Harmonizing hybridization dissonance in conservation

Abstract

A dramatic increase in the hybridization between historically allopatric species has been induced by human activities. However, the notion of hybridization seems to lack consistency in two respects. On the one hand, it is inconsistent with the biological species concept, which does not allow for interbreeding between species, and on the other hand, it is considered either as an evolutionary process leading to the emergence of new biodiversity or as a cause of biodiversity loss, with conservation implications. In the first case, we argue that conservation biology should avoid the discussion around the species concept and delimit priorities of conservation units based on the impact on biodiversity if taxa are lost. In the second case, we show that this is not a paradox but an intrinsic property of hybridization, which should be considered in conservation programmes. We propose a novel view of conservation guidelines, in which human-induced hybridization may also be a tool to enhance the likelihood of adaptation to changing environmental conditions or to increase the genetic diversity of taxa affected by inbreeding depression. The conservation guidelines presented here represent a guide for the development of programmes aimed at protecting biodiversity as a dynamic evolutionary system.

Fig. 1. Expected pattern of introgression of neutral genes between local and invasive organisms in range expansion.

a The context of this expected pattern of introgression is the expansion of an invasive species (in beige) in an area where the local species (in blue) is already in demographic equilibrium. The invasive species starts its colonization from the bottom left side of the area with few individuals. b The level of introgression is asymmetrical and higher in the invasive organisms when the interbreeding rate is large enough (after the dotted line in the x-axis). The value of the admixture rate that delineates this expected higher introgression in the invasive taxon depends on the combination of demographic and migration parameters. The introgression asymmetry between the two species is due to local alleles continuously introduced at the wave front of the invasive range expansion, with a relatively high probability of increasing in frequency due to the surfing process. The invasive organisms are not necessarily non-indigenous and may also represent threatened organisms that increase in frequency at the expense of exotic organisms.
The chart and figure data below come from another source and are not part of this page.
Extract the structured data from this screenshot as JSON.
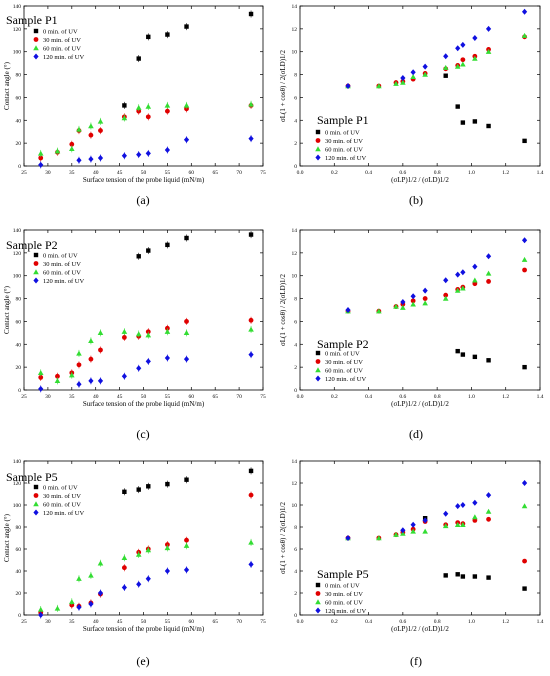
{
  "legend_labels": [
    "0 min. of UV",
    "30 min. of UV",
    "60 min. of UV",
    "120 min. of UV"
  ],
  "series_colors": [
    "#000000",
    "#e00000",
    "#33dd33",
    "#1010e0"
  ],
  "series_markers": [
    "square",
    "circle",
    "triangle",
    "diamond"
  ],
  "contact_axis": {
    "xlabel": "Surface tension of the probe liquid (mN/m)",
    "ylabel": "Contact angle (°)",
    "xlim": [
      25,
      75
    ],
    "ylim": [
      0,
      140
    ],
    "xticks": [
      "25",
      "30",
      "35",
      "40",
      "45",
      "50",
      "55",
      "60",
      "65",
      "70",
      "75"
    ],
    "yticks": [
      "0",
      "20",
      "40",
      "60",
      "80",
      "100",
      "120",
      "140"
    ]
  },
  "owrk_axis": {
    "xlabel": "(σLP)1/2 / (σLD)1/2",
    "ylabel": "σL(1 + cosθ) / 2(σLD)1/2",
    "xlim": [
      0.0,
      1.4
    ],
    "ylim": [
      0,
      14
    ],
    "xticks": [
      "0.0",
      "0.2",
      "0.4",
      "0.6",
      "0.8",
      "1.0",
      "1.2",
      "1.4"
    ],
    "yticks": [
      "0",
      "2",
      "4",
      "6",
      "8",
      "10",
      "12",
      "14"
    ]
  },
  "chart_data": [
    {
      "type": "scatter",
      "panel": "(a)",
      "title": "Sample P1",
      "x": [
        28.5,
        32.0,
        35.0,
        36.5,
        39.0,
        41.0,
        46.0,
        49.0,
        51.0,
        55.0,
        59.0,
        72.5
      ],
      "series": [
        {
          "name": "0 min. of UV",
          "values": [
            null,
            null,
            null,
            null,
            null,
            null,
            53,
            94,
            113,
            115,
            122,
            133
          ]
        },
        {
          "name": "30 min. of UV",
          "values": [
            7,
            12,
            19,
            31,
            27,
            31,
            43,
            48,
            43,
            48,
            50,
            53
          ]
        },
        {
          "name": "60 min. of UV",
          "values": [
            11,
            13,
            15,
            32,
            35,
            39,
            42,
            51,
            52,
            53,
            53,
            54
          ]
        },
        {
          "name": "120 min. of UV",
          "values": [
            1,
            null,
            null,
            5,
            6,
            7,
            9,
            10,
            11,
            14,
            23,
            24
          ]
        }
      ]
    },
    {
      "type": "scatter",
      "panel": "(b)",
      "title": "Sample P1",
      "x": [
        0.28,
        0.46,
        0.56,
        0.6,
        0.66,
        0.73,
        0.85,
        0.92,
        0.95,
        1.02,
        1.1,
        1.31
      ],
      "series": [
        {
          "name": "0 min. of UV",
          "values": [
            null,
            null,
            null,
            null,
            null,
            null,
            7.9,
            5.2,
            3.8,
            3.9,
            3.5,
            2.2
          ]
        },
        {
          "name": "30 min. of UV",
          "values": [
            7.0,
            7.0,
            7.3,
            7.4,
            7.6,
            8.1,
            8.5,
            8.8,
            9.3,
            9.6,
            10.2,
            11.3
          ]
        },
        {
          "name": "60 min. of UV",
          "values": [
            7.0,
            7.0,
            7.2,
            7.3,
            7.8,
            8.0,
            8.6,
            8.7,
            8.9,
            9.4,
            10.0,
            11.4
          ]
        },
        {
          "name": "120 min. of UV",
          "values": [
            7.0,
            null,
            null,
            7.7,
            8.2,
            8.7,
            9.6,
            10.3,
            10.6,
            11.2,
            12.0,
            13.5
          ]
        }
      ]
    },
    {
      "type": "scatter",
      "panel": "(c)",
      "title": "Sample P2",
      "x": [
        28.5,
        32.0,
        35.0,
        36.5,
        39.0,
        41.0,
        46.0,
        49.0,
        51.0,
        55.0,
        59.0,
        72.5
      ],
      "series": [
        {
          "name": "0 min. of UV",
          "values": [
            null,
            null,
            null,
            null,
            null,
            null,
            null,
            117,
            122,
            127,
            133,
            136
          ]
        },
        {
          "name": "30 min. of UV",
          "values": [
            11,
            12,
            15,
            22,
            27,
            35,
            46,
            47,
            51,
            54,
            60,
            61
          ]
        },
        {
          "name": "60 min. of UV",
          "values": [
            15,
            8,
            13,
            32,
            43,
            50,
            51,
            49,
            48,
            51,
            50,
            53
          ]
        },
        {
          "name": "120 min. of UV",
          "values": [
            1,
            null,
            null,
            5,
            8,
            8,
            12,
            19,
            25,
            28,
            27,
            31
          ]
        }
      ]
    },
    {
      "type": "scatter",
      "panel": "(d)",
      "title": "Sample P2",
      "x": [
        0.28,
        0.46,
        0.56,
        0.6,
        0.66,
        0.73,
        0.85,
        0.92,
        0.95,
        1.02,
        1.1,
        1.31
      ],
      "series": [
        {
          "name": "0 min. of UV",
          "values": [
            null,
            null,
            null,
            null,
            null,
            null,
            null,
            3.4,
            3.1,
            2.9,
            2.6,
            2.0
          ]
        },
        {
          "name": "30 min. of UV",
          "values": [
            6.9,
            6.9,
            7.3,
            7.5,
            7.8,
            8.0,
            8.3,
            8.8,
            9.0,
            9.3,
            9.5,
            10.5
          ]
        },
        {
          "name": "60 min. of UV",
          "values": [
            6.9,
            6.9,
            7.3,
            7.2,
            7.5,
            7.6,
            8.0,
            8.7,
            8.9,
            9.6,
            10.2,
            11.4
          ]
        },
        {
          "name": "120 min. of UV",
          "values": [
            7.0,
            null,
            null,
            7.7,
            8.2,
            8.7,
            9.6,
            10.1,
            10.3,
            10.8,
            11.7,
            13.1
          ]
        }
      ]
    },
    {
      "type": "scatter",
      "panel": "(e)",
      "title": "Sample P5",
      "x": [
        28.5,
        32.0,
        35.0,
        36.5,
        39.0,
        41.0,
        46.0,
        49.0,
        51.0,
        55.0,
        59.0,
        72.5
      ],
      "series": [
        {
          "name": "0 min. of UV",
          "values": [
            null,
            null,
            null,
            null,
            null,
            null,
            112,
            114,
            117,
            119,
            123,
            131
          ]
        },
        {
          "name": "30 min. of UV",
          "values": [
            2,
            null,
            9,
            8,
            11,
            19,
            43,
            57,
            60,
            64,
            68,
            109
          ]
        },
        {
          "name": "60 min. of UV",
          "values": [
            5,
            6,
            12,
            33,
            36,
            47,
            52,
            55,
            59,
            61,
            63,
            66
          ]
        },
        {
          "name": "120 min. of UV",
          "values": [
            0,
            null,
            null,
            7,
            10,
            20,
            25,
            28,
            33,
            40,
            41,
            46
          ]
        }
      ]
    },
    {
      "type": "scatter",
      "panel": "(f)",
      "title": "Sample P5",
      "x": [
        0.28,
        0.46,
        0.56,
        0.6,
        0.66,
        0.73,
        0.85,
        0.92,
        0.95,
        1.02,
        1.1,
        1.31
      ],
      "series": [
        {
          "name": "0 min. of UV",
          "values": [
            null,
            null,
            null,
            null,
            null,
            8.8,
            3.6,
            3.7,
            3.5,
            3.5,
            3.4,
            2.4
          ]
        },
        {
          "name": "30 min. of UV",
          "values": [
            7.0,
            7.0,
            7.3,
            7.5,
            7.8,
            8.5,
            8.2,
            8.4,
            8.3,
            8.6,
            8.7,
            4.9
          ]
        },
        {
          "name": "60 min. of UV",
          "values": [
            7.0,
            7.0,
            7.3,
            7.4,
            7.6,
            7.6,
            8.1,
            8.2,
            8.2,
            8.9,
            9.4,
            9.9
          ]
        },
        {
          "name": "120 min. of UV",
          "values": [
            7.0,
            null,
            null,
            7.7,
            8.2,
            8.6,
            9.2,
            9.9,
            10.0,
            10.2,
            10.9,
            12.0
          ]
        }
      ]
    }
  ]
}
Fig. 2. Three types of hybridization regarding the reproductive characteristics of first-generation hybrids (F₁).

Type 1 represents infertile or inviable hybrids. Type 2 hybrids are fertile but introgression is prevented in further generations due to the generation of gametes without recombination during gametogenesis in hybrid offspring. Type 3 hybrids are fertile and there is recombination during gametogenesis allowing introgression in further generations. Non-human-induced hybridization represents hybrids naturally found in nature, in which evolutionary opportunities arise when hybrids are fertile. Conservation guidelines are proposed for human-induced hybridization, which are motivated by any anthropogenic factor. They represent either a purely demographic or both a demographic and genetic effect on interbreeding taxa. The conservation priorities to avoid biodiversity loss are highlighted in red and basically represent human-induced hybridization that produces demographic decline or ecological disequilibrium. A potential tool to increase genetic diversity is highlighted in green.

Fig. 3. Identification of the type of hybridization.

Different steps that may be considered to recognize the type of hybridization when there is evidence of interbreeding between taxa (modified from Quilodrán et al.).